The Rev. Becca Stevens reflects this larger theological journey as she describes one of her key pastoral tasks at St. Augustine's Episcopal Chapel. Both there and as founder of Magdalene House, a residential community for women escaping lives of prostitution, addiction and homelessness, Stevens says she works to "help people unite their sexuality and spirituality."
"People carry shame and trauma from wounds caused by others or ourselves bifurcating our bodies and our spirits," Stevens explains. "Love is about healing bodies and lifting spirits so we can respect and love the dignity of every human being."
These challenges are not limited to a certain identity segment of the population. Even some of Nashville's neo-evangelical congregations, while more theologically conservative regarding human sexuality, now focus less on rigid doctrinal stances and instead initiate relationships through a message of love of neighbor and hospitality to the stranger. Conversations about "sin" now entail robust discussions of whether sins can be ranked and how various sexualities must been viewed in light of a gracious God's desire for human flourishing.

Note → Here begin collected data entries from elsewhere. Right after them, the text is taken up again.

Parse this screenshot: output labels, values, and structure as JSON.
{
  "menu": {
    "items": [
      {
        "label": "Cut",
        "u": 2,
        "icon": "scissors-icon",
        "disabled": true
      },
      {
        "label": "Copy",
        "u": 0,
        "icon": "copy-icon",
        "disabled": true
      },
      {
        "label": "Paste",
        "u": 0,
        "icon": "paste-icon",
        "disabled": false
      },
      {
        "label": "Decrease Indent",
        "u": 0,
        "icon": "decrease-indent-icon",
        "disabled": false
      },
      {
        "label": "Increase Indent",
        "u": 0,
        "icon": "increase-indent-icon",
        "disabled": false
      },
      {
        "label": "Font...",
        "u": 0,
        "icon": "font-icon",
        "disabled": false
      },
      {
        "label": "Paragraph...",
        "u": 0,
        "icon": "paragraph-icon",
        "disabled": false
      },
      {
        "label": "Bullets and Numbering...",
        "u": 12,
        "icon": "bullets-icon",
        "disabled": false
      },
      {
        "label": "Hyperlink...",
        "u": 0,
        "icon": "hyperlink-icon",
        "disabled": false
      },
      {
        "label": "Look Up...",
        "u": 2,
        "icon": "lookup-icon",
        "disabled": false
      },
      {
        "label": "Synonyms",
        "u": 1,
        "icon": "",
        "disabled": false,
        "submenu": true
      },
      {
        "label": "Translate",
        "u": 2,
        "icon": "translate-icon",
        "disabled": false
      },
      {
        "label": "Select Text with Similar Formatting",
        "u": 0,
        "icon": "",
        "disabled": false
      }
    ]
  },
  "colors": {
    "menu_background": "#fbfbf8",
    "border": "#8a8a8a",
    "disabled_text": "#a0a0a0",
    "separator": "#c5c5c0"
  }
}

In stating her support for same-sex marriage this past week, country music singer Carrie Underwood reflected this shift as she noted that her nondenominational church (located in Middle Tennessee) is "gay friendly" and that "above all, God wanted us to love others. It's not about setting rules, or [saying] 'everyone has to be like me.' "
To be sure, some of these congregations are wrestling anew with theological questions because of the presence of LGBT fellow travelers. And LGBT people of faith are also challenged by their journey with these same communities. As the Rev. Sonnye Dixon of Hobson United Methodist Church explains, one of his major challenges with an affirming congregation becomes working with "LGBT congregants [who] have not been able to look beyond their own hurt and to see how their issues of classism, elitism, racism [and] ethnic or gender bias might be obstructions in the community's commitment to inclusi[on] and reconciling."
These mutual challenges and the harm, healing and hope they entail are not easily captured by culture-war categories. But then again, neither is God.
Dr. C. Melissa Snarr is associate dean for academic affairs and associate professor of ethics and society at Vanderbilt University Divinity School.